The ubiquity of Antigonid coinage in Asia Minor indicates to Waterfield that trade thrived under Antigonus (141). To explain why so little evidence exists for the fighting between Ptolemaic and Antigonid forces in Attica during the 260s, he notes the standoff between Antigonus and the Ptolemaic general Patroclus around the walls of Athens, where "there was probably less action than the threat of action" (169). Since Antigonid garrisons surrounded Athens for most of the third century, Waterfield deduces from Athenian inscriptions chronicling the appointment of generals that "there may have been a prior intervention by Antigonus, which out of pride the Athenians omitted from the inscribed decree" (180). To explain Antigonus's alliance with the Aetolian Confederacy towards the end of his reign, he observes: "I can only think there was trouble on Macedon's northern borders, so that Antigonus was preoccupied in the last years of the 240s with repelling raids by the Dardanians and other tribes" since his successors grappled with the Dardanians shortly thereafter (199–200). We cannot verify any of these inferences, but Waterfield's guesswork represents a logical and welcome effort to reconstruct a poorly documented period in history.

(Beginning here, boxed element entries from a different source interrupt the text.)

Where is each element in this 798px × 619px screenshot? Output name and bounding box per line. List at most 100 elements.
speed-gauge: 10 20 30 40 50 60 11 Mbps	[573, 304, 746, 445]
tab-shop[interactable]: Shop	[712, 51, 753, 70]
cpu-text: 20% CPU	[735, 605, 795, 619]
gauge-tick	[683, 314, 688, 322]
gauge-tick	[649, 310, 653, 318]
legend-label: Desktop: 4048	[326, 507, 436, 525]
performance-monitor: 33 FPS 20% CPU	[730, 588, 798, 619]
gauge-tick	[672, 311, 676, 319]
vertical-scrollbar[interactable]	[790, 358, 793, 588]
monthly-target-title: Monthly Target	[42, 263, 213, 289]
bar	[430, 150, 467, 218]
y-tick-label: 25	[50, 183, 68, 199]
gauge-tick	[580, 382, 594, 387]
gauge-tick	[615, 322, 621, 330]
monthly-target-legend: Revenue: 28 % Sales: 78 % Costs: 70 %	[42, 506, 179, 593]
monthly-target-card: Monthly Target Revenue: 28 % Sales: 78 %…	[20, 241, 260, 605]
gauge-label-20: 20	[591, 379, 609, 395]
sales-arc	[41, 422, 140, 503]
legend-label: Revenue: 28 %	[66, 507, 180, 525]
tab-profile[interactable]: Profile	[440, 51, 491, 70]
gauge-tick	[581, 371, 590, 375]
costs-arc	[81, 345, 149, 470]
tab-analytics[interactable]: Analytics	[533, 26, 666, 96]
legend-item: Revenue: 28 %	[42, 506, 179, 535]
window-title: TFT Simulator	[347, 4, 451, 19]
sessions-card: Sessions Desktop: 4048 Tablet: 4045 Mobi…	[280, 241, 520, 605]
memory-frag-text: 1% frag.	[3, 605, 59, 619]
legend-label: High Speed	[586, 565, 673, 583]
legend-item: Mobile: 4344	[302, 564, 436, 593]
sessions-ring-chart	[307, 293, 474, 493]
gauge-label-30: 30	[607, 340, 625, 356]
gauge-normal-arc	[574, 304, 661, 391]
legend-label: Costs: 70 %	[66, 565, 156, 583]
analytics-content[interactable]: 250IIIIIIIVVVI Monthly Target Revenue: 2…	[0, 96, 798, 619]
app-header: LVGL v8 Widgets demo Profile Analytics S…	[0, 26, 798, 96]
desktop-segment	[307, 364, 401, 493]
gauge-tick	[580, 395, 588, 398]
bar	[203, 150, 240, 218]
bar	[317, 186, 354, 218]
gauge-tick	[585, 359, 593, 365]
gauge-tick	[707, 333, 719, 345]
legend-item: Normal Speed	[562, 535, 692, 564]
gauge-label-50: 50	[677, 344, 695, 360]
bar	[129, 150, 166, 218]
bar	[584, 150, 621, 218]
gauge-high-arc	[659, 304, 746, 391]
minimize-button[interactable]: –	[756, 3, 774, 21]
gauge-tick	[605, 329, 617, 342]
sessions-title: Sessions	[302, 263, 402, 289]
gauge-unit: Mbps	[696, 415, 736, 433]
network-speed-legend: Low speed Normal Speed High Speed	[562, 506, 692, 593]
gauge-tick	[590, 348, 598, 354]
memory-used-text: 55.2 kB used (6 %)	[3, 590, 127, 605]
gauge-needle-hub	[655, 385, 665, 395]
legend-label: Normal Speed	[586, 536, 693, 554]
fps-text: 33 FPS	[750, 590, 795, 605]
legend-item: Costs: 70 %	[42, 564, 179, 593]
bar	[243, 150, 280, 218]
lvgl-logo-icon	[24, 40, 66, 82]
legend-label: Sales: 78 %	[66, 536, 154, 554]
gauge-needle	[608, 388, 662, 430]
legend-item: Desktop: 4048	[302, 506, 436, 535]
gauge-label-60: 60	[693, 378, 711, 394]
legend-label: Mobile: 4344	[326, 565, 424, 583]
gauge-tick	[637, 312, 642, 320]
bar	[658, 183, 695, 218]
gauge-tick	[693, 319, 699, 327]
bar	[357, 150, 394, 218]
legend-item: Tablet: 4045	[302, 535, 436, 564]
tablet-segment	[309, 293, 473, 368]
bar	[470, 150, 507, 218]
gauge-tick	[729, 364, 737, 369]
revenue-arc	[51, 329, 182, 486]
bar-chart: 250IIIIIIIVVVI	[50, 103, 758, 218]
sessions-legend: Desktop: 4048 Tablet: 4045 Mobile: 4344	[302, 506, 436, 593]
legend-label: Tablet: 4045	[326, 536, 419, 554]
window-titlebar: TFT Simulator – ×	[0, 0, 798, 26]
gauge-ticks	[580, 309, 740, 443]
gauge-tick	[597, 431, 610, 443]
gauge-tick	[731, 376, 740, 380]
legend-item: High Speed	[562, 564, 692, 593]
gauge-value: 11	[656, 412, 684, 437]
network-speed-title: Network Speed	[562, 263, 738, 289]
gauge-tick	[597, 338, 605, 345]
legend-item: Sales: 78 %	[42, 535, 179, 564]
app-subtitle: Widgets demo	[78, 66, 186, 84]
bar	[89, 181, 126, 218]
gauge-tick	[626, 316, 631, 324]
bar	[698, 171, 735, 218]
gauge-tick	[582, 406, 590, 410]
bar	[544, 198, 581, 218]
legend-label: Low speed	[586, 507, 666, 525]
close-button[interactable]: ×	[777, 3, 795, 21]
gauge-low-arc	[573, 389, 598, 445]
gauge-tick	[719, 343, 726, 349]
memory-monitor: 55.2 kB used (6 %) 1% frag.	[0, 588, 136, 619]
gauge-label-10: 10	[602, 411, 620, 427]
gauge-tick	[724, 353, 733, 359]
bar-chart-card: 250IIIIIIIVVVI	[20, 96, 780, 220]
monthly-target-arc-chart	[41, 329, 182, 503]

Though chap. 1's rapid survey of names and places succeeds in evoking the chaos of the wars between Alexander's successors, Waterfield's tactic of immersing readers in the time does not spare the general reader. The following, on the disarray that reigned in the early third century is a case in point: "Arsinoe, a daughter of Ptolemy, came out on top, and Agathocles, Lysimachus' son by Nicaea, the daughter of Antipater, the former viceroy of Macedon (and therefore a cousin of Antigonus), was assassinated" (36). Eventually, the vigor of Waterfield's narrative style asserts itself. Use of the first person and scattered English expressions will help engage his readers, as when he notes that the Aetolian Confederacy allowed Ptolemaic Egyptians to "jump the queue" when consulting the Delphic oracle (131). Though Waterfield's political allusions are a bit on-the-nose—Agis, a Lacedaimonian reformer, "believed that Sparta could be great again" (204), and Antigonus's "subjects did not take kindly to too much trumpery" (210)— readers of all backgrounds will profit from studying his latest book.